Türkiye Cumhuriyeti’ndeki Depremle İlgili Hukuki ve Adli Sürecin İzlenmesine İlişkin Oluşturulan Geçici ve Özel Komitesi Başkanı Oğuzhan Hasipoğlu, İsias Otel davasındaki ara kararı değerlendirdi. Hasipoğlu, “26 Nisan tarihli duruşmada dinlediğimiz bilirkişilerin uzman şahadetlerinden olayın olası kasta dönmesi gerektiğini açıkça görüyoruz” dedi.

Türkiye Cumhuriyeti’ndeki Depremle İlgili Hukuki ve Adli Sürecin İzlenmesine İlişkin Oluşturulan Geçici ve Özel Komitesi Başkanı, UBP Genel Sekreteri ve Milletvekili Oğuzhan Hasipoğlu, Şampiyon Melekler için iktidarıyla muhalefetiyle ilk günden beri adalet arayışı için mücadeleye destek verdiklerine işaret ederek, adaletin er ya da geç tecelli edeceğini vurguladı.

Adıyaman’da İsias davasını, komite üyeleriyle takip eden Hasipoğlu, ara kararı değerlendirdi.

“Mahkeme önündeki tüm bilirkişi ve tanık ifadelerinde otelin yıkılışında asli kusurlu oldukları şüphe götürmez bir maddi vakıa iken, Bozkurt ailesinin hala “bizim otelimiz sağlamdı, biz yanlış yapmadık” diyebilmesini hayretler içerisinde dinlediklerini ifade eden Hasipoğlu, “Mahkemeye temiz ellerle gelmeyenlerin iddiaları, dikkate alınmayacaktır” ifadelerini kullandı.

“ORTADA CİNAYET DEDİRTECEK EYLEM VE İHMALLERİN OLDUĞUNU ANLIYORUZ”

Mahkemenin sabırla herkese söz hakkı verdiğini kaydeden Hasipoğlu, “26 Nisan tarihli duruşmada dinlediğimiz bilirkişilerin uzman şahadetlerinden olayın olası kasta dönmesi gerektiğini açıkça görüyoruz” dedi.

İfadelerden bilgi notuyla inşaat ruhsatı alındığı ve bunun da kalemle yazılarak yapıldığı gerçeğinin ortaya çıktığını söyleyen Hasipoğlu, “Ortada cinayet dedirtecek eylem ve ihmallerin olduğunu anlıyoruz” şeklinde konuştu.

Hasipoğlu, sanıkların olası kasıtla yargılanması gerektiğini belirtti.

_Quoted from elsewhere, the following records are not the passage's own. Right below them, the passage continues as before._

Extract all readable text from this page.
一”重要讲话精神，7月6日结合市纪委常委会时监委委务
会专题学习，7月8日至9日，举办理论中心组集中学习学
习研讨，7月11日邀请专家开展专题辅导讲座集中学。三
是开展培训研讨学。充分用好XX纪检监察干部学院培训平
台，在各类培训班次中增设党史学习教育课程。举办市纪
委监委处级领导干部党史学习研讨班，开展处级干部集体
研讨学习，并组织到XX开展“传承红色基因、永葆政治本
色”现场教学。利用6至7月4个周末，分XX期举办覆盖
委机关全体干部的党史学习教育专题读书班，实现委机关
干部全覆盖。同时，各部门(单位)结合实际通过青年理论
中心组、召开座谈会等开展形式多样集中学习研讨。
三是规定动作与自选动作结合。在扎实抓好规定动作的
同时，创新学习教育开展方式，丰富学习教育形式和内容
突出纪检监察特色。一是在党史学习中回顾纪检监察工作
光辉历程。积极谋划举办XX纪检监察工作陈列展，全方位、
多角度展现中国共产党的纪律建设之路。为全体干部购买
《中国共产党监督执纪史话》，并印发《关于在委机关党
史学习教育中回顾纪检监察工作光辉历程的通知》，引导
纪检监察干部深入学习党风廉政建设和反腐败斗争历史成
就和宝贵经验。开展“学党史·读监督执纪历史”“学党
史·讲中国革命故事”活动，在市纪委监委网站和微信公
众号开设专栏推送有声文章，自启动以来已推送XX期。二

Komite Başkanı Oğuzhan Hasipoğlu, “Ara kararın okunarak, mahkeme 12 Haziran 2024 Çarşamba gününe ertelenmiştir. Tutuklu sanıklar Ahmet Bozkurt, Mehmet Fatih Bozkurt ve Erdem Yıldız’ın tutukluluk hallerinin devamına karar verilmiştir. Duruşmanın ana eksenini oluşturan Gazi Üniversitesi’nden gelen bilirkişi raporu üzerindeki tartışmalar ve eleştirilerin dikkate alınarak, mahkeme, dosyanın yeni bir üniversiteye yeni bir bilirkişi raporu hazırlaması kararını almıştır” dedi

Bilirkişi raporunun hayati önem taşıyan bir delil niteliğinde olduğunda işaret eden Hasipoğlu, “Tekrardan konunun bilirkişiye havale edilmesi önemli bir gelişmedir” diye ekledi.

Hasipoğlu sözlerine şöyle devam etti:

“Gazi paporunun bizi tatmin etmediğini biliyorduk. Bu yüzden Başbakan Sayın Ünal Üstel Başkanlığında, Meclis Komitemiz, Ana Muhalefet Başkan ve bazı vekilleri ile bir araya gelerek Ankara ve Kıbrıs’ta toplantılar gerçekleştirdik. Avukatların görüşü alınarak, Gazi raporunun eksik ve veya hatalı yönlerini tesbit eden bilirkişi raporları hazırlandı. Sanık avukatlarının itirazlarına rağmen, Adıyaman Mahkemesi, Mahkemeye gelen uzman bilirkişileri dinledi, aynı hakkı sanıklara da vereceğini ifade etti. Sonuçta talep edildiği üzere Mahkeme kendisi de Gazi raporunu yeterli görmeyerek yeni bir bilirkişi heyeti görevlendirme kararını verdi. Bizler hiçbir hususun müphem kalmasını istemiyoruz. Bu yüzden İTÜ, Karadeniz Teknik ve Gazi Üniversitelerinden sonra dördüncü kez yeni bir bilirkişi raporu talep etmesini olumlu bir gelişme olarak değerlendiriyoruz. Yüreklerimizi yakan asrın felaketinin derin yaraları halen içimizi dağlamaktadır. Türkiye'de 50 binin üzerinde ve ülkemizde Şampiyon Meleklerimizin de içerisinde bulunduğu 49 vatandaşımızın canına mal olan bu felaketin yaralarını sarmak için elimizden geleni yapmaya ve yurttaşlarımızın isimlerini yaşatmaya devam edeceğiz.”